Prisoners’ freedom of expression rights are to some extent curtailed as an inevitable consequence of their incarceration. However, as the High Court made plain in a guideline case, they are very far from being extinguished.

The case concerned a prisoner who was serving a life sentence for murdering his father. He continued to protest his innocence and, as part of his effort to clear his name, he wished to participate in a recorded telephone interview with an investigative journalist with a view to radio broadcast.

Refusing permission for the interview to take place, the governor of the prison where he was serving his sentence found no urgent need for him to communicate with the journalist by phone, rather than by written correspondence. He further considered that a media interview with a prisoner who had committed such a heinous crime might cause distress to victims or outrage public sensibilities.

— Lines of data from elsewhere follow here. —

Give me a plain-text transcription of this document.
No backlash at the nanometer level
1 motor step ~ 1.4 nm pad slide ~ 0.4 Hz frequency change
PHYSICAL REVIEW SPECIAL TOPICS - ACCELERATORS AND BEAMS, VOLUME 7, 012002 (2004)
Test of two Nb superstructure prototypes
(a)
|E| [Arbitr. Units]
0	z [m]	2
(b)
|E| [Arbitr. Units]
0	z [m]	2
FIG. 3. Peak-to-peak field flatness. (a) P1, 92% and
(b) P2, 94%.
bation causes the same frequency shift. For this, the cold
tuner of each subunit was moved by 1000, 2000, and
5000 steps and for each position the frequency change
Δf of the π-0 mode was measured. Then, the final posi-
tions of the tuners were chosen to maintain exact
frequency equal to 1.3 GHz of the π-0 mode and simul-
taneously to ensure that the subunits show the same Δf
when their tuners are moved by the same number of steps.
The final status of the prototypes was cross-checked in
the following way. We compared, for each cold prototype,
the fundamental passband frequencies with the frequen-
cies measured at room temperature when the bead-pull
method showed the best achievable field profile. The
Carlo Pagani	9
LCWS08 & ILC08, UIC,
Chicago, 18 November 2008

Upholding the prisoner’s judicial review challenge to that decision, the Court noted that it is inevitable and proper that one consequence of imprisonment following a criminal conviction is that a prisoner’s freedom of expression is curtailed. However, prisoners are not deprived of all rights of free speech, nor lawfully could they be.

The prisoner’s request was supported by his mother and grandmother and no victim of his crime, other than his father, had ever been identified. The question of whether victims might be distressed by the interview did not, therefore, arise. There was no rational support for the governor’s apparent view that, no matter what the content or purpose of the interview, it would be a public outrage for the media to be allowed to talk to a prisoner convicted of murdering his father.

In directing himself that the prisoner’s request could only be exceptionally granted in urgent circumstances, the governor misapplied relevant prison service guidelines. He also erred in treating as irrelevant the journalist’s professional opinion that the interview was essential if the prisoner were to have the opportunity to get his arguments across to the public. The governor was directed to reconsider the prisoner’s request in the light of the Court’s decision.